Vox by Christina Dalcher was a hot "get" at Book Expo this year, and while I'm hot and cold on dystopia, I thought I would give it a shot. And whoooooaaa -- am I ever glad I did.

"Gripping" is the best word I can think to describe this book. Jean is a cognitive neurolinguist -- or, at least, she was before. Before the Pure Movement, which seeks to silence women and go back to the good ol' days of yore when women worked in the home caring for their families and the men made the money. In order to achieve full submission, women not only had to leave their jobs, but they must also wear counters on their wrists that count the number of alloted words they use per day, typically 100. After that, they are shocked at increasingly high rates a la Milgram. Go ahead and insert your shudder here.

As I'm sure you can imagine, this doesn't go over well with everyone (although you won't be surprised to hear that it works perfectly with many women who love the idea of a docile and obedient life -- unfortunately, I know some of those in real life). Jean is one of those.
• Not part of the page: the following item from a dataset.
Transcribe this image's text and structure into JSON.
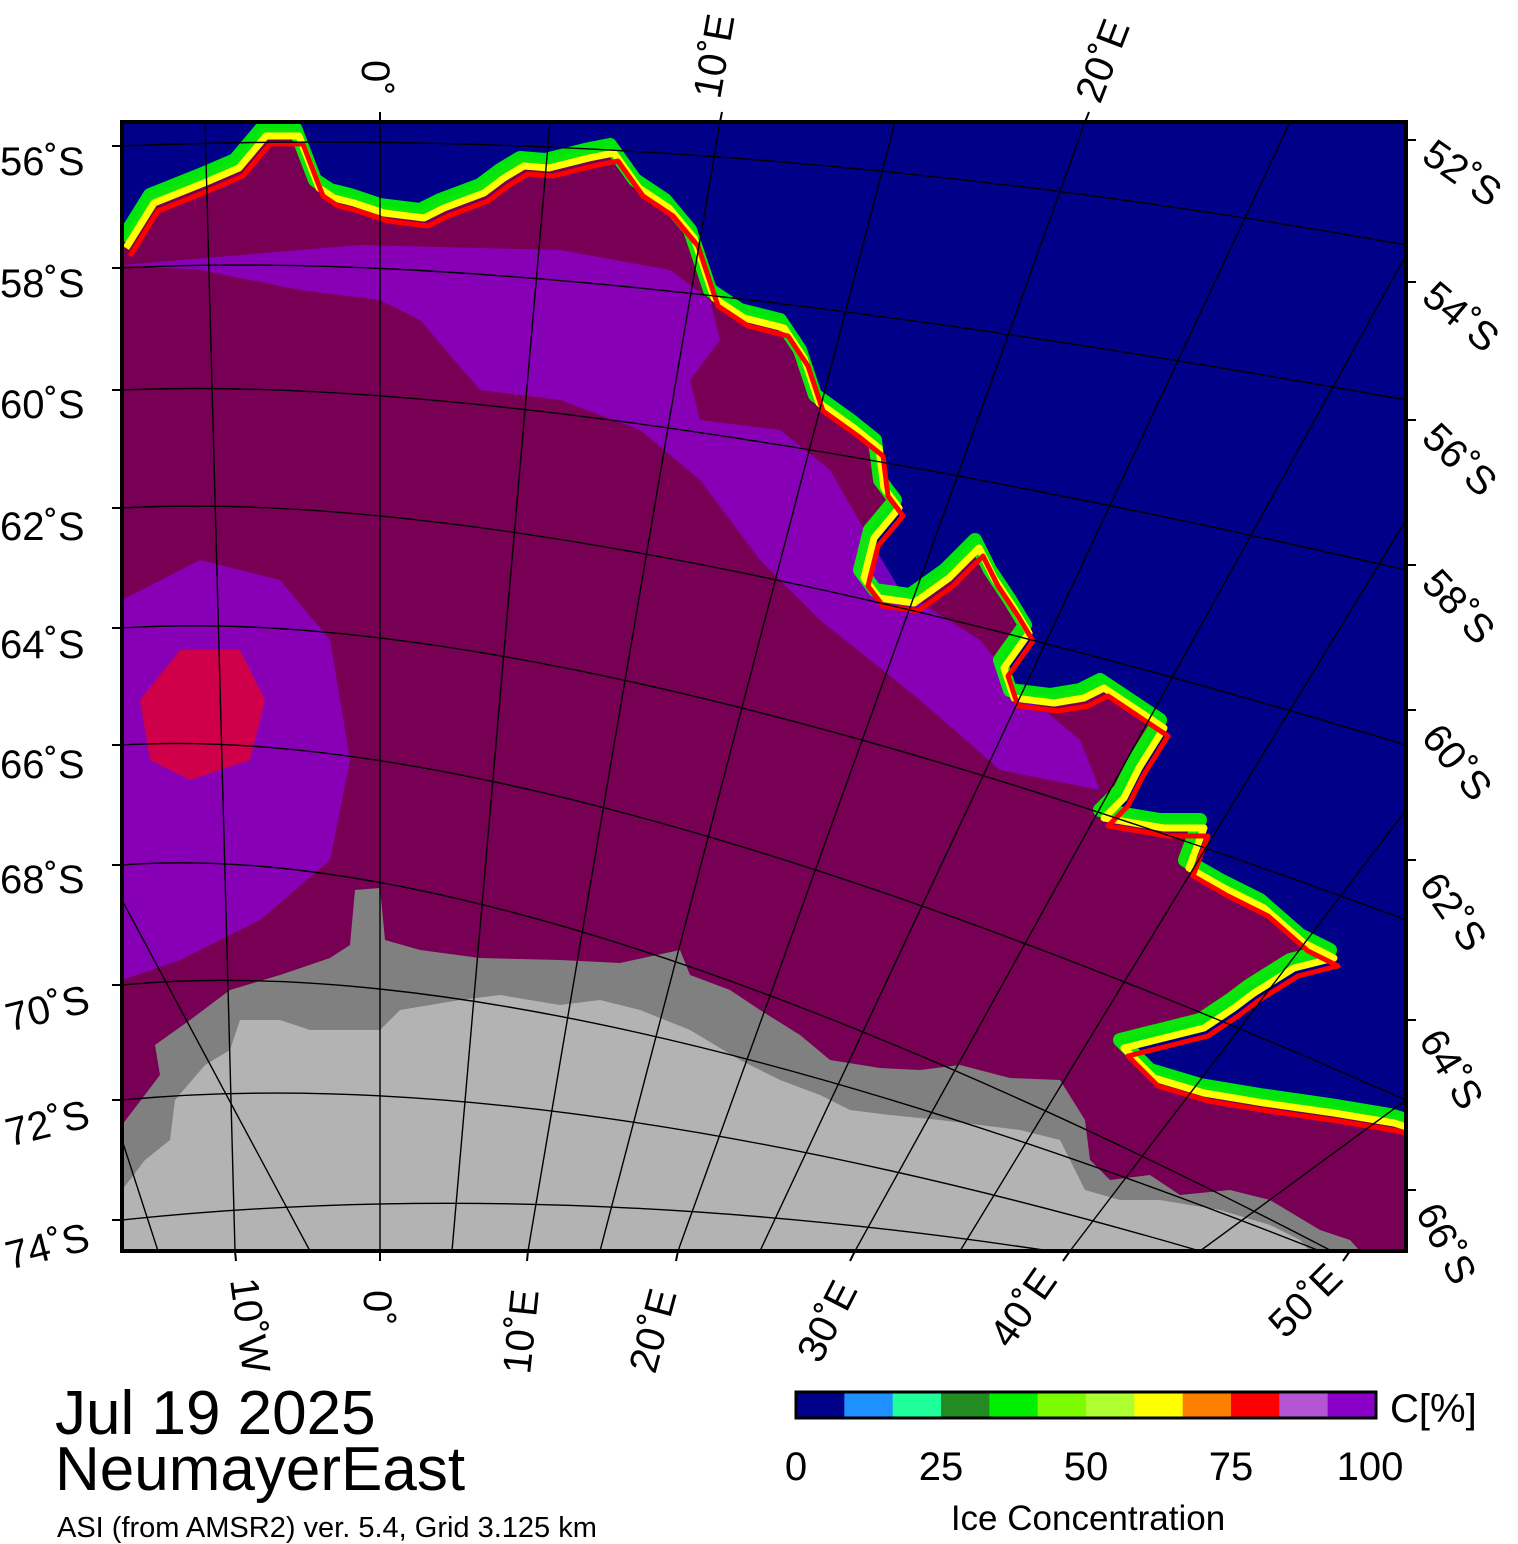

However, when she is approached by the leader of the movement to go back to work in order to find a cure for the president's brother whose issue falls squarely into Jean's research, she ends up using it to her advantage to fight back. It may cost her everything she holds dear, but what is the point of freedom if you can't taste it?
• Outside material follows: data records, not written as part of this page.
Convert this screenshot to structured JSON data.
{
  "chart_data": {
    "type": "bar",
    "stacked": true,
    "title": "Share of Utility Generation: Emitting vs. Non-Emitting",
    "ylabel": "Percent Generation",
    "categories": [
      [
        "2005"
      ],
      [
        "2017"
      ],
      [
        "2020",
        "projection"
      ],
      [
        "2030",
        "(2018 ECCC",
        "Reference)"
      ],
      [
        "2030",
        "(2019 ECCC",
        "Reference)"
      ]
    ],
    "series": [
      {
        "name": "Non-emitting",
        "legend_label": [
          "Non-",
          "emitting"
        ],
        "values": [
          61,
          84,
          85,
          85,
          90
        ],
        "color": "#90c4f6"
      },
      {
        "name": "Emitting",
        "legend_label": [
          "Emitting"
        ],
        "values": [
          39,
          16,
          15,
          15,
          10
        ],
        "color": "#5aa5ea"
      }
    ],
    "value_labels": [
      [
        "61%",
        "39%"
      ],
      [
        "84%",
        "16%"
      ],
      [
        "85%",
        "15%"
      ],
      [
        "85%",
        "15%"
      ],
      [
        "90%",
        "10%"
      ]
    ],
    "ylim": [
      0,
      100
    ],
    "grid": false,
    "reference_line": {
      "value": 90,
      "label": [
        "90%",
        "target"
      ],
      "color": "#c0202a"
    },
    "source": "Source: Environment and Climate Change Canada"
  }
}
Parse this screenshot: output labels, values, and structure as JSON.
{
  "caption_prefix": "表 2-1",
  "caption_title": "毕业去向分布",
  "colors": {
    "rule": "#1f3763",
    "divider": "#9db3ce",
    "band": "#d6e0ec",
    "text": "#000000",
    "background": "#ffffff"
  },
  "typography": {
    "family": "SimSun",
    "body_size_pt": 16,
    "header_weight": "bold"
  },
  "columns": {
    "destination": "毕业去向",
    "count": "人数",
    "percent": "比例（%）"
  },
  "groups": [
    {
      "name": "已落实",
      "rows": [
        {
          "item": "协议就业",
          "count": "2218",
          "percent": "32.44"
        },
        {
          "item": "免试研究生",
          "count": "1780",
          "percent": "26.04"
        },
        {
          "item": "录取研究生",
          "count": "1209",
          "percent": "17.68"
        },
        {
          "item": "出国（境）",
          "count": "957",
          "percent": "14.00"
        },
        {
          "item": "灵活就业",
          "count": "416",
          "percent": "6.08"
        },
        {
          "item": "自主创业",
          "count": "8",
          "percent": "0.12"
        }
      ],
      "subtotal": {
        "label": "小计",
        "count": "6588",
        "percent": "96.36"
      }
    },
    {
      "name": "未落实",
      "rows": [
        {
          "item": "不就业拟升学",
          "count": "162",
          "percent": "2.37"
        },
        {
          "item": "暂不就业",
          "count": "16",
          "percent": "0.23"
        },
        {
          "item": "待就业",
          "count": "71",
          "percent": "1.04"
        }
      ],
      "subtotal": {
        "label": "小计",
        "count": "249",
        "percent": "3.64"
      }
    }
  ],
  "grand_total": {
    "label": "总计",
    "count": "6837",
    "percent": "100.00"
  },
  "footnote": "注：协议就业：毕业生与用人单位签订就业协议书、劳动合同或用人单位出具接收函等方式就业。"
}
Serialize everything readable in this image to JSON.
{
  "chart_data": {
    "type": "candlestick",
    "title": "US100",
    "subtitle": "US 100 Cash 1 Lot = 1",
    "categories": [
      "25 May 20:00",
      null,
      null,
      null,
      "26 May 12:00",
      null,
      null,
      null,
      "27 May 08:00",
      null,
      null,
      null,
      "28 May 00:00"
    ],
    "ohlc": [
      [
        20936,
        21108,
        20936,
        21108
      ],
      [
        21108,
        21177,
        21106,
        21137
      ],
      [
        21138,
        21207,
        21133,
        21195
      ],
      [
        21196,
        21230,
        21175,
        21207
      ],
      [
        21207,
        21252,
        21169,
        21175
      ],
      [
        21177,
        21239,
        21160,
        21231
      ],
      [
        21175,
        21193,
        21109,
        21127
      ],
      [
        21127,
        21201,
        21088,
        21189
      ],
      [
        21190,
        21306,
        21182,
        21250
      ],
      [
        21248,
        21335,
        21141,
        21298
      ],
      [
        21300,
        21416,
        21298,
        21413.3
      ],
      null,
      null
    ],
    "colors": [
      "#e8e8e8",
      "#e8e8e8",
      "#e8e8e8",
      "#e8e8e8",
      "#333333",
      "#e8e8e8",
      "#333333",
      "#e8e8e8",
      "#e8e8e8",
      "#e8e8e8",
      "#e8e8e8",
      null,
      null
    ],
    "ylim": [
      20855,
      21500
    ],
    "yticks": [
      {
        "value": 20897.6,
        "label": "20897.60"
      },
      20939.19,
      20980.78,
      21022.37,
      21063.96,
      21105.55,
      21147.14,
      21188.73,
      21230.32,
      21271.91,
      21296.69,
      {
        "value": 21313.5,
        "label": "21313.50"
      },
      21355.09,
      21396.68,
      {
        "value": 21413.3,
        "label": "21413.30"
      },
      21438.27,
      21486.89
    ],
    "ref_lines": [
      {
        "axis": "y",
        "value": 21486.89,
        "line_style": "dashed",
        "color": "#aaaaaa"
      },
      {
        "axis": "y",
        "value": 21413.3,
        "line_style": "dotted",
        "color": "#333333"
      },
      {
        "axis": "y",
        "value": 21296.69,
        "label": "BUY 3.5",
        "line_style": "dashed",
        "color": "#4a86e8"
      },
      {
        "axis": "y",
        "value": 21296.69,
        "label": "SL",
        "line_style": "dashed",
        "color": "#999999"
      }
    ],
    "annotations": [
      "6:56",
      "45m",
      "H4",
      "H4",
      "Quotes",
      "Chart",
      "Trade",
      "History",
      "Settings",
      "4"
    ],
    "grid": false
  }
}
I ate this book in almost one sitting. I started reading it on a plane ride, and I couldn't put it down when we got to our destination. It's not dystopia really, because it takes place in present day, but it is dystopia in the strict definition. I was full-on captivated by everything, from the first-person narrator, Jean, and her Italian fire and her both love and hate for her docile husband and her asshole teenage son who is swept up in the movement. She was a gripping character and one that I absolutely adored. Her story was one that was frightening but realistic, and it reminded me of The Handmaid's Tale in it's sense of male governance over the female body. She was everything that I love in a female protagonist, and so my hat is off to Dalcher in her ability to craft truly incredible characters.
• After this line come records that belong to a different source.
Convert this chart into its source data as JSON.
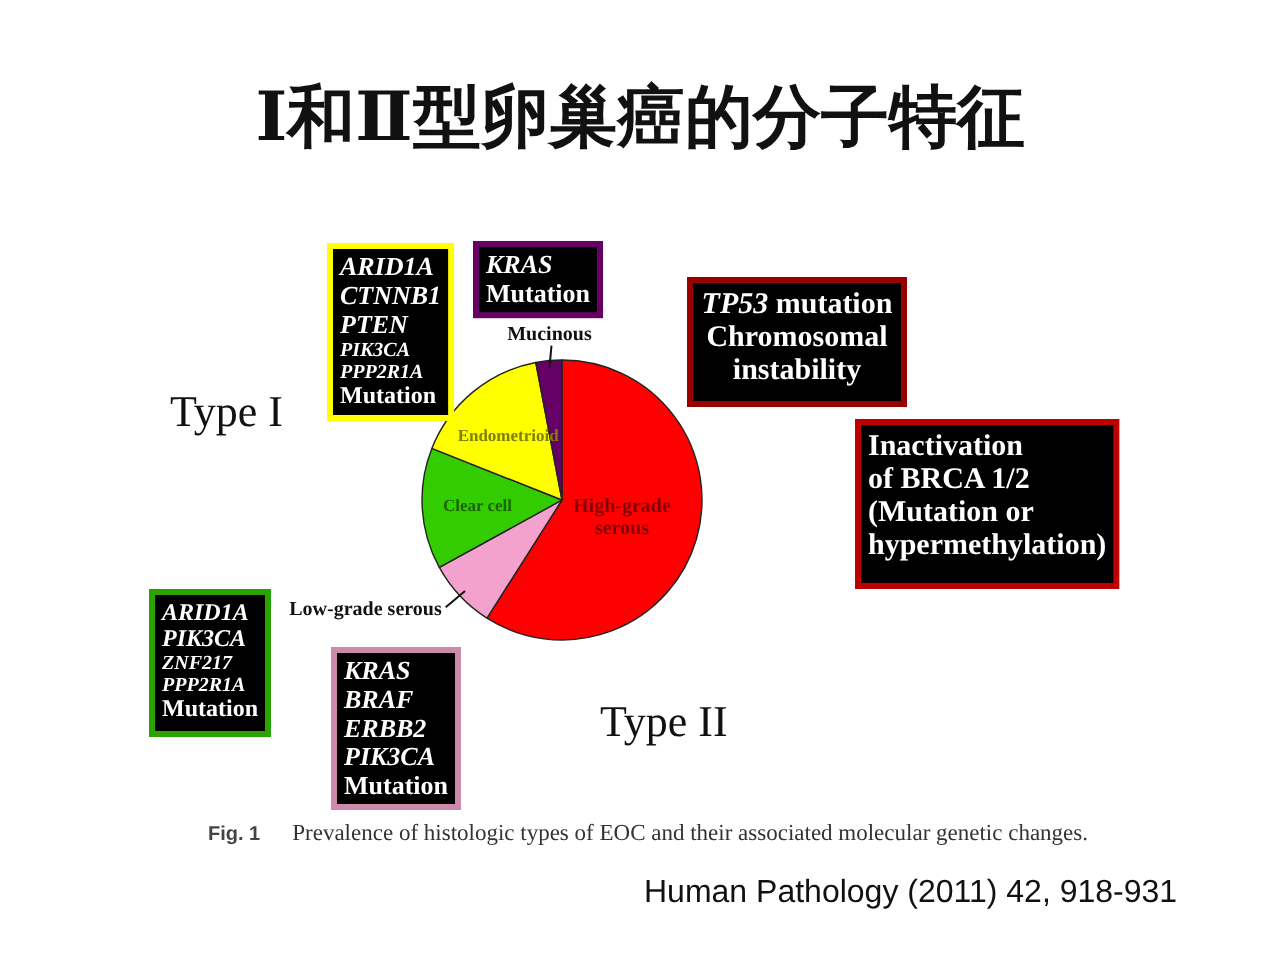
{
  "chart_data": {
    "type": "pie",
    "title": "Ⅰ和Ⅱ型卵巢癌的分子特征",
    "categories": [
      "High-grade serous",
      "Low-grade serous",
      "Clear cell",
      "Endometrioid",
      "Mucinous"
    ],
    "values": [
      59,
      8,
      14,
      16,
      3
    ],
    "colors": [
      "#ff0000",
      "#f2a2cc",
      "#33cc00",
      "#ffff00",
      "#660066"
    ],
    "annotations": [
      "*ARID1A*\n*CTNNB1*\n*PTEN*\n*PIK3CA*\n*PPP2R1A*\nMutation",
      "*KRAS*\nMutation",
      "*TP53* mutation\nChromosomal\ninstability",
      "Inactivation\nof BRCA 1/2\n(Mutation or\nhypermethylation)",
      "*ARID1A*\n*PIK3CA*\n*ZNF217*\n*PPP2R1A*\nMutation",
      "*KRAS*\n*BRAF*\n*ERBB2*\n*PIK3CA*\nMutation",
      "Type I",
      "Type II",
      "**Fig. 1** Prevalence of histologic types of EOC and their associated molecular genetic changes.",
      "Human Pathology (2011) 42, 918-931"
    ]
  }
}
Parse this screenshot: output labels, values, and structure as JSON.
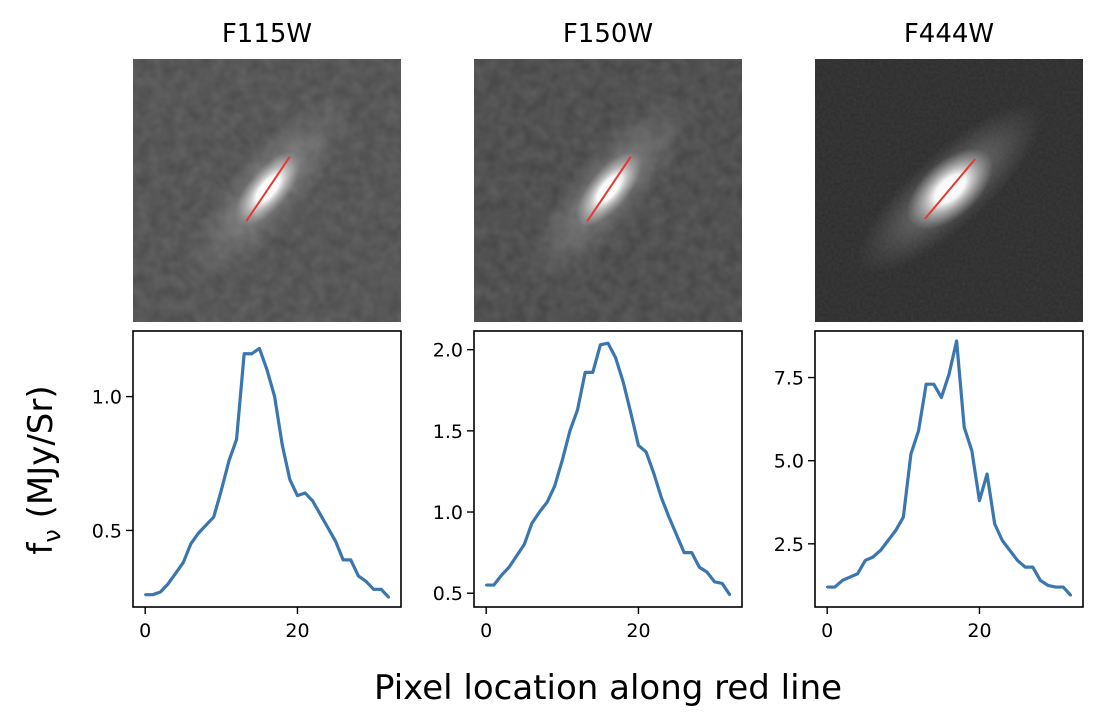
{
  "figure": {
    "xlabel": "Pixel location along red line",
    "ylabel": "f",
    "ylabel_sub": "ν",
    "ylabel_unit": " (MJy/Sr)"
  },
  "colors": {
    "line": "#3a76af",
    "redline": "#e8382e",
    "image_bg_1": "#4a4a4a",
    "image_bg_3": "#2c2c2c"
  },
  "chart_data": [
    {
      "type": "line",
      "title": "F115W",
      "x": [
        0,
        1,
        2,
        3,
        4,
        5,
        6,
        7,
        8,
        9,
        10,
        11,
        12,
        13,
        14,
        15,
        16,
        17,
        18,
        19,
        20,
        21,
        22,
        23,
        24,
        25,
        26,
        27,
        28,
        29,
        30,
        31,
        32
      ],
      "values": [
        0.26,
        0.26,
        0.27,
        0.3,
        0.34,
        0.38,
        0.45,
        0.49,
        0.52,
        0.55,
        0.65,
        0.76,
        0.84,
        1.16,
        1.16,
        1.18,
        1.1,
        1.0,
        0.82,
        0.69,
        0.63,
        0.64,
        0.61,
        0.56,
        0.51,
        0.46,
        0.39,
        0.39,
        0.33,
        0.31,
        0.28,
        0.28,
        0.25
      ],
      "xlim": [
        -1.6,
        33.6
      ],
      "ylim": [
        0.214,
        1.245
      ],
      "xticks": [
        0,
        20
      ],
      "yticks": [
        0.5,
        1.0
      ],
      "ytick_labels": [
        "0.5",
        "1.0"
      ],
      "xtick_labels": [
        "0",
        "20"
      ],
      "redline_angle_deg": 56
    },
    {
      "type": "line",
      "title": "F150W",
      "x": [
        0,
        1,
        2,
        3,
        4,
        5,
        6,
        7,
        8,
        9,
        10,
        11,
        12,
        13,
        14,
        15,
        16,
        17,
        18,
        19,
        20,
        21,
        22,
        23,
        24,
        25,
        26,
        27,
        28,
        29,
        30,
        31,
        32
      ],
      "values": [
        0.55,
        0.55,
        0.61,
        0.66,
        0.73,
        0.8,
        0.93,
        1.0,
        1.06,
        1.16,
        1.32,
        1.5,
        1.63,
        1.86,
        1.86,
        2.03,
        2.04,
        1.95,
        1.8,
        1.61,
        1.41,
        1.37,
        1.24,
        1.09,
        0.97,
        0.86,
        0.75,
        0.75,
        0.66,
        0.63,
        0.57,
        0.56,
        0.49
      ],
      "xlim": [
        -1.6,
        33.6
      ],
      "ylim": [
        0.415,
        2.115
      ],
      "xticks": [
        0,
        20
      ],
      "yticks": [
        0.5,
        1.0,
        1.5,
        2.0
      ],
      "ytick_labels": [
        "0.5",
        "1.0",
        "1.5",
        "2.0"
      ],
      "xtick_labels": [
        "0",
        "20"
      ],
      "redline_angle_deg": 56
    },
    {
      "type": "line",
      "title": "F444W",
      "x": [
        0,
        1,
        2,
        3,
        4,
        5,
        6,
        7,
        8,
        9,
        10,
        11,
        12,
        13,
        14,
        15,
        16,
        17,
        18,
        19,
        20,
        21,
        22,
        23,
        24,
        25,
        26,
        27,
        28,
        29,
        30,
        31,
        32
      ],
      "values": [
        1.2,
        1.2,
        1.4,
        1.5,
        1.6,
        2.0,
        2.1,
        2.3,
        2.6,
        2.9,
        3.3,
        5.2,
        5.9,
        7.3,
        7.3,
        6.9,
        7.6,
        8.6,
        6.0,
        5.3,
        3.8,
        4.6,
        3.1,
        2.6,
        2.3,
        2.0,
        1.8,
        1.8,
        1.4,
        1.25,
        1.2,
        1.2,
        0.95
      ],
      "xlim": [
        -1.6,
        33.6
      ],
      "ylim": [
        0.6,
        8.9
      ],
      "xticks": [
        0,
        20
      ],
      "yticks": [
        2.5,
        5.0,
        7.5
      ],
      "ytick_labels": [
        "2.5",
        "5.0",
        "7.5"
      ],
      "xtick_labels": [
        "0",
        "20"
      ],
      "redline_angle_deg": 50
    }
  ]
}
Now onto the story. Holy moly, this was something. I always hope that these things are far-fetched, but the underlying current of feelings towards women is alive and well. There is a moment where Jean is driving home from work and a man in the car next to her tries to get her attention. When she rolls down her window, he spits into her car. Something similar happened to me more than a decade ago. I was driving down the road when a man whipped out a turn in front of me from a shopping center. I hit the horn while I slammed on my brakes, and this caused the man to lose it. He worked his car until he was next to me and, even with my windows close, he called me cunt and a whore over and over and over again, saying he was going to kill me. Isn't it odd how nothing has really changed? That toxic masculinity has not gone away, and this novel exemplifies it.

I was blown away by this book and I cannot recommend it enough. It is well worth you devouring the story and ripping into it from beginning to end this summer. It will anger you, devastate you, and give you hope in the resistance. You never know who is fighting back within their means.